Paradoxical Deflation coming?

Discussion in 'Economics' started by noob_trad3r, Jun 14, 2012.

  1. piezoe

    piezoe

    In the fwiw department, it seems highly unlikely that in a country with its own central bank adhering to modern economic practice and its own fiat currency, and also with large private and government debt that there will be overall price deflation to any significant extent. In the U.S. it seems we can forget about this as a realistic possibility.
     
    #21     Jun 15, 2012
  2. All trading is about trading reality in the face of fantasy (fair value). Monetary deflation is reality and the power of the FED and the government to ultimately conquer it is the fantasy in this particular situation in my own view.

    Another take is that it is about the fringes (the improbable) becoming obvious to everyone (most likely). Change mostly comes from the edges to the middle. Issues move the opposite direction. One question is how long any movement takes. Who knows?

    Could I be wrong? Of course I can. That is where risk management comes in.

    PS: Seeing the truth doesn't always make me happy, but it can make help me be at peace.
     
    #22     Jun 15, 2012
  3. I posted a while back. Expect deflation then a sudden bout of hyperinflation once all that cash sitting on those reserves get pushed out on the open markets.
     
    #23     Jun 15, 2012
  4. Simple way of thinking about it: when you buy a house, you're shorting the USD (or the GBP or EUR; whatever). You're borrowing the currency, buying the house, then paying back the currency loan over a period of time, and making the bet the currency you use to pay it back will be inflated currency; i.e., you're betting it will be worth less when you pay it back. Thus, you are shorting.
    So now, all over the world, those shorts are being covered, and in many cases the people who did the shorting are suffering the equivalent of margin calls.
    So, what happens in a short covering rally? Expect currency to increase in value, and the things it can buy therefore to decrease in value, until the short covering ratio for currency relative to houses comes back into line.
     
    #24     Jun 15, 2012
  5. piezoe, there are those rare times when central banks decide to inflate thee way "out" ... out of the jam that they and the politicians have put society in and discover they cannot do it without passing go and collecting $200. In this case "go" is going from the deep recession to intolerable inflation. The micromanaging an fail and anything can happen.

    While I often disagree with him this time I think this poster has it right;

    KINGOFSHORTS

    Registered: Sep 2007
    Posts: 3455


    06-15-12 11:32 AM
    I posted a while back.
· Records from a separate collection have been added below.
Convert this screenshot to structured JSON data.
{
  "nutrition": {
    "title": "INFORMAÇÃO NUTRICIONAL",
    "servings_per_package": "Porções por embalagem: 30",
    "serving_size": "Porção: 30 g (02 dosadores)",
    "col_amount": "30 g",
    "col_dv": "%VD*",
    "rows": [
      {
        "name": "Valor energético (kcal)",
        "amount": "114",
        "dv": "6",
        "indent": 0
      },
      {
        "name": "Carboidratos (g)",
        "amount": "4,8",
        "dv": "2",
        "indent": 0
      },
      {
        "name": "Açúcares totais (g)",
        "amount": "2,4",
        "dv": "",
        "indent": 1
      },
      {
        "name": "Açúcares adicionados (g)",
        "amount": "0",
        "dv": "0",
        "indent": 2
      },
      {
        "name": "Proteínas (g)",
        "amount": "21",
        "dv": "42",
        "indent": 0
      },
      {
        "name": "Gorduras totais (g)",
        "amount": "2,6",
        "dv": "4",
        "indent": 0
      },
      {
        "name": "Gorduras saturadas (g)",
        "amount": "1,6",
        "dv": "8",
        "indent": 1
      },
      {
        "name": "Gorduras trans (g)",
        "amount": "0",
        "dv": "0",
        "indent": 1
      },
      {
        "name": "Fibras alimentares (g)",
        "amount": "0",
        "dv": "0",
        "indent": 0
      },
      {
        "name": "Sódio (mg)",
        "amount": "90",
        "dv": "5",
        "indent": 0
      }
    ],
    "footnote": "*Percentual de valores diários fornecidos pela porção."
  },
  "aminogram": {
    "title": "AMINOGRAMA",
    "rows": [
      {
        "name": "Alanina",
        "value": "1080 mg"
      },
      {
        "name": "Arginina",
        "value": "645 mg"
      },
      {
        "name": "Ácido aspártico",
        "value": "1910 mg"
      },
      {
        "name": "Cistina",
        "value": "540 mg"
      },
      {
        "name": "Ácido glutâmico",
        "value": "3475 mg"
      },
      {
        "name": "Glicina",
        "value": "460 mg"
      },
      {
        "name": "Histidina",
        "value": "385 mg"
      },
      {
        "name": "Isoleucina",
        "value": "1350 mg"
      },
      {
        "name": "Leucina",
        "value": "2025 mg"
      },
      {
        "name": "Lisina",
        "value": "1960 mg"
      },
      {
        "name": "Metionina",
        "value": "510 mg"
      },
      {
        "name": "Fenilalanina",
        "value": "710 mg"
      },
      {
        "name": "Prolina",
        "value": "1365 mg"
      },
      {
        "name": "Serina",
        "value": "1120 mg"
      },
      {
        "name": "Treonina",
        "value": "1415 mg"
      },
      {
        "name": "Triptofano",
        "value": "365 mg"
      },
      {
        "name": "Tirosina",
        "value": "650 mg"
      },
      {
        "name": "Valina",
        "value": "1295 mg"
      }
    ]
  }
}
Expect deflation then a sudden bout of hyperinflation once all that cash sitting on those reserves get pushed out on the open markets.

     
    #25     Jun 15, 2012
  6. piezoe

    piezoe

    perhaps I am wrong. I liked Trefoils nice example, however, so far at least deflation in one sector, real estate, has been balanced out, or even exceeded, by inflation in other sectors.

    The inflation I understand, but I'm having trouble seeing where deflation in the overall economy is going to come from, other than very small amounts for very brief periods, with a Fed that can create money out of thin air and a government that can spend it almost as fast as it's created.
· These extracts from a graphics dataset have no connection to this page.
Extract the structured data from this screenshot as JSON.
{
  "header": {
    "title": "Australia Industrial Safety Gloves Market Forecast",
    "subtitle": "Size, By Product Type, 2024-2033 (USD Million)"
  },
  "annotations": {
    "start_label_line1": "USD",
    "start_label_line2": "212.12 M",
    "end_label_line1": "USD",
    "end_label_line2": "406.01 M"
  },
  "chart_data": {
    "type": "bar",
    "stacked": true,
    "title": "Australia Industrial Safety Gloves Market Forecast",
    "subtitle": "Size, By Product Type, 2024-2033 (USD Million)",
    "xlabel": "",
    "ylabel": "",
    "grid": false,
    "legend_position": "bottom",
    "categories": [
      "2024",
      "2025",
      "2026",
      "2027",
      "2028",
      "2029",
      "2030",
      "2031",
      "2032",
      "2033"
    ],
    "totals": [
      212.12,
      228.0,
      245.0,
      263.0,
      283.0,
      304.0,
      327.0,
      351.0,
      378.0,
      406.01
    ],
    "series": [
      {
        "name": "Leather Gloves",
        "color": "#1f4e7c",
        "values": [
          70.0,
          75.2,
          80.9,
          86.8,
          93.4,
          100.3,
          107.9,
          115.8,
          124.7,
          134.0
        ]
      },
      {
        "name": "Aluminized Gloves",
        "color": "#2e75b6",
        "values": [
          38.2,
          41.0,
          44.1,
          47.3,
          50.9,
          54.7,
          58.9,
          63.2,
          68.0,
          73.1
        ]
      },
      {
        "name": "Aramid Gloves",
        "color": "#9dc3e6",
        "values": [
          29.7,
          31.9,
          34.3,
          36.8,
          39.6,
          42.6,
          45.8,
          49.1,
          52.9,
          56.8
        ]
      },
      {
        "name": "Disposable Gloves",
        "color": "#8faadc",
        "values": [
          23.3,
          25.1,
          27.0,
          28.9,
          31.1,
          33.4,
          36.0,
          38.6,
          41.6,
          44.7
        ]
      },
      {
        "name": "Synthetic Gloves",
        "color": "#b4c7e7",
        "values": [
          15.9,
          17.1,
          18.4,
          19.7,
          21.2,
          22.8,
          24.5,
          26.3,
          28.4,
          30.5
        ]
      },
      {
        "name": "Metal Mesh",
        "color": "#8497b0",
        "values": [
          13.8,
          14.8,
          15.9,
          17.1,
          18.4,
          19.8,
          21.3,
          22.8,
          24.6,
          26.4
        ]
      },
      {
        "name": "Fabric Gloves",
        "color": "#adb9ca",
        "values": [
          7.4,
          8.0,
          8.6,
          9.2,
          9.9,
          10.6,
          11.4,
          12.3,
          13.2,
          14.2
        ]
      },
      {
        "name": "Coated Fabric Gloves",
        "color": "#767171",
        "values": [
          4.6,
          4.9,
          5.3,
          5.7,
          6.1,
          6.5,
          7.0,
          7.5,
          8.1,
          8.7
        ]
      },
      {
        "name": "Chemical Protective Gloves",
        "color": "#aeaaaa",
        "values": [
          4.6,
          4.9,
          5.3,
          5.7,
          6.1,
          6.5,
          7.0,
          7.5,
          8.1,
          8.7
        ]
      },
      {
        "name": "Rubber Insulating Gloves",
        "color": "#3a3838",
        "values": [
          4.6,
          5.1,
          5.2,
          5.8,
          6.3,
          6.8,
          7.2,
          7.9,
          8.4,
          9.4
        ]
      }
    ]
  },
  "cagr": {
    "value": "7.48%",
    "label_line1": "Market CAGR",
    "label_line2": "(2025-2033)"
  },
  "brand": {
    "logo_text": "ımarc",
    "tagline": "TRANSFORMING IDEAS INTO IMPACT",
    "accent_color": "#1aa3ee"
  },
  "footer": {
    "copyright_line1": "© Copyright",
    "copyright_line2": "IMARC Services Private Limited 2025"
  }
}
    Perhaps there is an external restriction that i'm not taking into account.
     
    #26     Jun 15, 2012
  7. morganist

    morganist Guest

    You are not going to get market correction while they QE prices will not go to the real value until that stops. The people who receive the money will get rich. Everyone else will get poor. This is the worst aspect of QE.
     
    #27     Jun 15, 2012
  8. If Europe falls apart (which is possible) the world economy slows enough to reveal the cracks everywhere in the worldwide leveraged financial system produced since WWII.

    We live with leverage everywhere and leverage = risk of deflation.



     
    #28     Jun 15, 2012
  9. morganist

    morganist Guest

    Are you talking about deflation as a reduction in money supply or an decrease in prices. There is a difference. A reduction in money suppy can increase prices and thus make inflation. Which are you claiming?
     
    #29     Jun 15, 2012
  10. piezoe

    piezoe

    Swan, That's starting to make some sense to me. Also, Morganist, can you restate that first sentence. I'm having a little trouble understanding it. Something about prices not reaching equilibrium fast enough during QE??

    edit: Morganist, I did not understand decrease in money supply causing prices to inflate. I thought a decrease in money supply generally made money more valuable so wouldn't that, all other things being equal, in general have the effect of lowering prices? Or doesn't it work that way?